Rector Kapteyn smuggled Polak’s letters out of the faculty in his coat pocket and provided them to the German authorities. Although Kapteyn would later claim that he went to the authorities seeking advice on how to handle the contrarian staff member, the letters were used as grounds to detain Polak, even though Polak was never formally charged with any crime.

Political prisoner

On 15 February, the professor was arrested and brought to a prison in Groningen. On 15 March, Polak was taken to Leeuwarden, where he was held for months. By August, he had been relocated to Sachsenhausen, a concentration camp near Berlin, a facility that primarily held political prisoners. He died on 9 December 1941 from exhaustion, exposure and starvation. He was one of the first Jewish people in the city of Groningen to die in a concentration camp, 75 years ago this week.
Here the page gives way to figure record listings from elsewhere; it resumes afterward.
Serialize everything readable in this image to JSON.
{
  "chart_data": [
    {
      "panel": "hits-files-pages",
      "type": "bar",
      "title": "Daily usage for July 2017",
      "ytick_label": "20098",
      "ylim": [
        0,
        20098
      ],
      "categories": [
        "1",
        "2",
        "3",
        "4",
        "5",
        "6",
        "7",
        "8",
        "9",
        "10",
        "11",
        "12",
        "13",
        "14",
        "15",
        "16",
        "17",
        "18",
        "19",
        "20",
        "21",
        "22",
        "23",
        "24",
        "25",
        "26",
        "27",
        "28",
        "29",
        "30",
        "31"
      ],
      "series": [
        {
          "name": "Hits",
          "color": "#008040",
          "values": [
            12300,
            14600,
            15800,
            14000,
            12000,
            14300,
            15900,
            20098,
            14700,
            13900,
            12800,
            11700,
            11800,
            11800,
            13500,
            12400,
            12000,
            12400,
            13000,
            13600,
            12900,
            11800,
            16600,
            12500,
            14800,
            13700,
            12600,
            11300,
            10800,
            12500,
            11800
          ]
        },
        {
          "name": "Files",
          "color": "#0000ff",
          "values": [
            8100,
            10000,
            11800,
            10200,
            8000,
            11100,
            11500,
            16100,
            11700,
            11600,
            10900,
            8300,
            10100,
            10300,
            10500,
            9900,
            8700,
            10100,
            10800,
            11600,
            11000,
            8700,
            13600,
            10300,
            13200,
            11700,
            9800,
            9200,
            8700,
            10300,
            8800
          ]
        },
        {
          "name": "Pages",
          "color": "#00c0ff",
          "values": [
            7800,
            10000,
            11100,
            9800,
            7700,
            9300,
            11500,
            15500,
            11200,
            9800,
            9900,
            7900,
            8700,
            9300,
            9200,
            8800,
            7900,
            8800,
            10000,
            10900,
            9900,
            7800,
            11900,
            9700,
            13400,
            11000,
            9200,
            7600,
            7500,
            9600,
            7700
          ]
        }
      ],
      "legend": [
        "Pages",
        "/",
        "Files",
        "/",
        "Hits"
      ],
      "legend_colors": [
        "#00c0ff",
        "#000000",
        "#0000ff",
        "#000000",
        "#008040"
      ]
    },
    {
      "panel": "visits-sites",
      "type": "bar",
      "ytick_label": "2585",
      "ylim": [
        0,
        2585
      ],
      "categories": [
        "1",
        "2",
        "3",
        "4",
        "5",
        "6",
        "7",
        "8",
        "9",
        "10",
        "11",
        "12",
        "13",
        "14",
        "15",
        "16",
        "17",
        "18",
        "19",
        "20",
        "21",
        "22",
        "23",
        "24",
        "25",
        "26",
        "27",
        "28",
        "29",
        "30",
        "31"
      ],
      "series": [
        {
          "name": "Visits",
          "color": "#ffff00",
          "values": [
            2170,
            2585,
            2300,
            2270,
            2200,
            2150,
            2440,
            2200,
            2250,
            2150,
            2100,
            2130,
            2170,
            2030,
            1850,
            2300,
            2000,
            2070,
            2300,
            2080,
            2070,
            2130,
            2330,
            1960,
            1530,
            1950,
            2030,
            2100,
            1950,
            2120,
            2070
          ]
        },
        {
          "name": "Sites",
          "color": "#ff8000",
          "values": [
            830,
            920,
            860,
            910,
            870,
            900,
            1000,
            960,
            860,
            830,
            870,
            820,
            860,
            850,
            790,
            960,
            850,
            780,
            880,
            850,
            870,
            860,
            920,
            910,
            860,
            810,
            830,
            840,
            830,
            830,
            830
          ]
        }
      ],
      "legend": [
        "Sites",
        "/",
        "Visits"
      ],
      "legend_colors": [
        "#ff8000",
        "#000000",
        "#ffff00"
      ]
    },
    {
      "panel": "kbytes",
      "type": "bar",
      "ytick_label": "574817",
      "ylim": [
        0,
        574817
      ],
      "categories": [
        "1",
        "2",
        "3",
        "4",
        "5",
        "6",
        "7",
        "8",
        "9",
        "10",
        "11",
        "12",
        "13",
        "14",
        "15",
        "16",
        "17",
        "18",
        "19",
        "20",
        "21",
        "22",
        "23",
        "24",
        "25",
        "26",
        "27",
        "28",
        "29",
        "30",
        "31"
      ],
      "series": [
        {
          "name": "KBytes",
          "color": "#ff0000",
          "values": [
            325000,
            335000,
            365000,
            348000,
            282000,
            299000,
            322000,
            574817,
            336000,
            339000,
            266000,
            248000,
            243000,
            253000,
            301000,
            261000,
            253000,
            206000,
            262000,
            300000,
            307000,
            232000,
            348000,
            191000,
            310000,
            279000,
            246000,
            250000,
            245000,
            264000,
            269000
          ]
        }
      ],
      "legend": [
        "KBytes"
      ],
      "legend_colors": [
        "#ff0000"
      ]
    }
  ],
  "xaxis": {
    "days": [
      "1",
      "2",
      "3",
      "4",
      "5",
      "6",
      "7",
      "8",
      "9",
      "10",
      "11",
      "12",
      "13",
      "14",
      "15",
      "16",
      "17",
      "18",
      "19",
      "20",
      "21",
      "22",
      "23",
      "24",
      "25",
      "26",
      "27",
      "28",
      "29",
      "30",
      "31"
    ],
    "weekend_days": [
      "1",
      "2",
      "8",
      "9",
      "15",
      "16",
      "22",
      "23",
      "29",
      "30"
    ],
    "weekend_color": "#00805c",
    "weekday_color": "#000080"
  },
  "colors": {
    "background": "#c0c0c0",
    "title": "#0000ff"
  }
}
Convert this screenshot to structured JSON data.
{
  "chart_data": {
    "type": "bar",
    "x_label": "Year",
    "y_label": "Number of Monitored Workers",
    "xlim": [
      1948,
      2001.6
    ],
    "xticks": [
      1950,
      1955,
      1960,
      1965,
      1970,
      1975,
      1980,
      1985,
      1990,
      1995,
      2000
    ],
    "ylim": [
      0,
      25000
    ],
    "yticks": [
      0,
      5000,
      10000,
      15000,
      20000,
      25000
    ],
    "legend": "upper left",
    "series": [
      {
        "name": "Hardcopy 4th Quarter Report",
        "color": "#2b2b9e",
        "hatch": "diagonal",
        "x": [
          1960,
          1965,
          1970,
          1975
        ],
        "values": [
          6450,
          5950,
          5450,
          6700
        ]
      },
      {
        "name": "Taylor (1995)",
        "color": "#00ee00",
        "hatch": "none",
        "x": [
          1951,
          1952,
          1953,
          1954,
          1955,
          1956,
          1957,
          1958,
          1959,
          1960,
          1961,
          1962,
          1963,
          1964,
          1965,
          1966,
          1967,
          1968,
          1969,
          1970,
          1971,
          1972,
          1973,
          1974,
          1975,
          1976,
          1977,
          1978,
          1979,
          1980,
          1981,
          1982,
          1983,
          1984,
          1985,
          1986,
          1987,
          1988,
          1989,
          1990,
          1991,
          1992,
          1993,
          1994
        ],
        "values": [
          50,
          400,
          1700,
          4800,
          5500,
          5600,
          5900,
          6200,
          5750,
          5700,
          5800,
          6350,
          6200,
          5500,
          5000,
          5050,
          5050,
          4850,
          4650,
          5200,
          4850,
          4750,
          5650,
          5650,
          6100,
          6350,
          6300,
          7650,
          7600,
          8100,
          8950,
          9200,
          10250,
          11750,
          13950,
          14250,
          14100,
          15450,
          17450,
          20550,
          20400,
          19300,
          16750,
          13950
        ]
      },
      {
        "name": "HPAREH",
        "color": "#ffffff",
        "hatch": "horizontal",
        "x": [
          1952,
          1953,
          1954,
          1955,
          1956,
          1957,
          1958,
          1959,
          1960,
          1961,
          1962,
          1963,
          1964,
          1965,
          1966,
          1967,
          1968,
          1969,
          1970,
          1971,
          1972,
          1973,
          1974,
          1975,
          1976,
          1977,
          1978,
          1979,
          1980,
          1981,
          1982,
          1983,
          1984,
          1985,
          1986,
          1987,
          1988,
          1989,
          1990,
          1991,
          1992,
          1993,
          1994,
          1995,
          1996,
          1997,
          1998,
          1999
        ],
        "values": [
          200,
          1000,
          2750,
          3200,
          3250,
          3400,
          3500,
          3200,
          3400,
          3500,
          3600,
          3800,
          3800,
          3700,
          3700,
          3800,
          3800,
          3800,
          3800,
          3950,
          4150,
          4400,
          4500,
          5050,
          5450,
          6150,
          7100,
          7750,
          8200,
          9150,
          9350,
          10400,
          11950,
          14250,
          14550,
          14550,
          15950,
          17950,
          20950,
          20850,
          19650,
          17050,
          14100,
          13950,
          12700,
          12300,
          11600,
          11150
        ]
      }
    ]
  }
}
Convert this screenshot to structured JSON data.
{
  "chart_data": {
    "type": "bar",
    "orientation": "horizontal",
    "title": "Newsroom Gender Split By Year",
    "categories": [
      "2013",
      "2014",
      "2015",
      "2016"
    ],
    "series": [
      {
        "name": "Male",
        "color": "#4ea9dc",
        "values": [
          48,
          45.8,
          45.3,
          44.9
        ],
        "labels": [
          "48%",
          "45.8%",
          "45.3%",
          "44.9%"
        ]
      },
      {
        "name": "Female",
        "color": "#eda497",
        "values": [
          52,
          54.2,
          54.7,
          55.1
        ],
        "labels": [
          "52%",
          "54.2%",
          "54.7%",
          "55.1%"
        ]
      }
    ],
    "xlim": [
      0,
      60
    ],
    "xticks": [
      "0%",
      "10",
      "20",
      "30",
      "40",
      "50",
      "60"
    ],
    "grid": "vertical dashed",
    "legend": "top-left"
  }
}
It took the university 25 years to publicly acknowledge how Polak’s fate was sealed by his own rector. There was a remembrance ceremony in honour of the late Jewish professor in 1966, when then-rector Eduard Herman s’ Jacob described his predecessor’s actions as part of ‘a shameful period’ in the university’s history.

In 2005, rector Doeko Bosscher stated in no uncertain terms that the university should be ‘deeply ashamed’ of putting Nazi sympathisers into such prominent positions at the RUG – not only Kapteyn, but also his immediate successor, Herman Maximilien de Burlet, who was an NSB member. Bosscher asserted that the university as an institution did too little to free Polak from the hands of the Germans.

Presence

Although Kapteyn’s actions and the rest of the university community’s inaction led to Polak’s detention and eventual death, the professor’s name and likeness have not disappeared from the RUG altogether. His presence in the Harmonie complex is still evident: Ten Voorde became the first professor by special appointment in Philosophy of Criminal Law, provided by the Leo Polak Endowed Chair foundation, in 2014. A conference and Studium Generale lecture were held last year focusing on the late Polak’s legacy.

And in the towering stained-glass of the aula in the Academy Building, Polak is surrounded by his fellow academics on the window pane depicting the modern history of the university. Despite efforts to shut him out of academia in life, Polak is always present at every PhD defence and oration held in the heart of the RUG.

On 20 December at 20:00, a presentation of the book ‘Leo Polak (1880-1941), Filosoof van het vrije denken)’ will be held at the Folkingestraat synagogue. Entrance is free.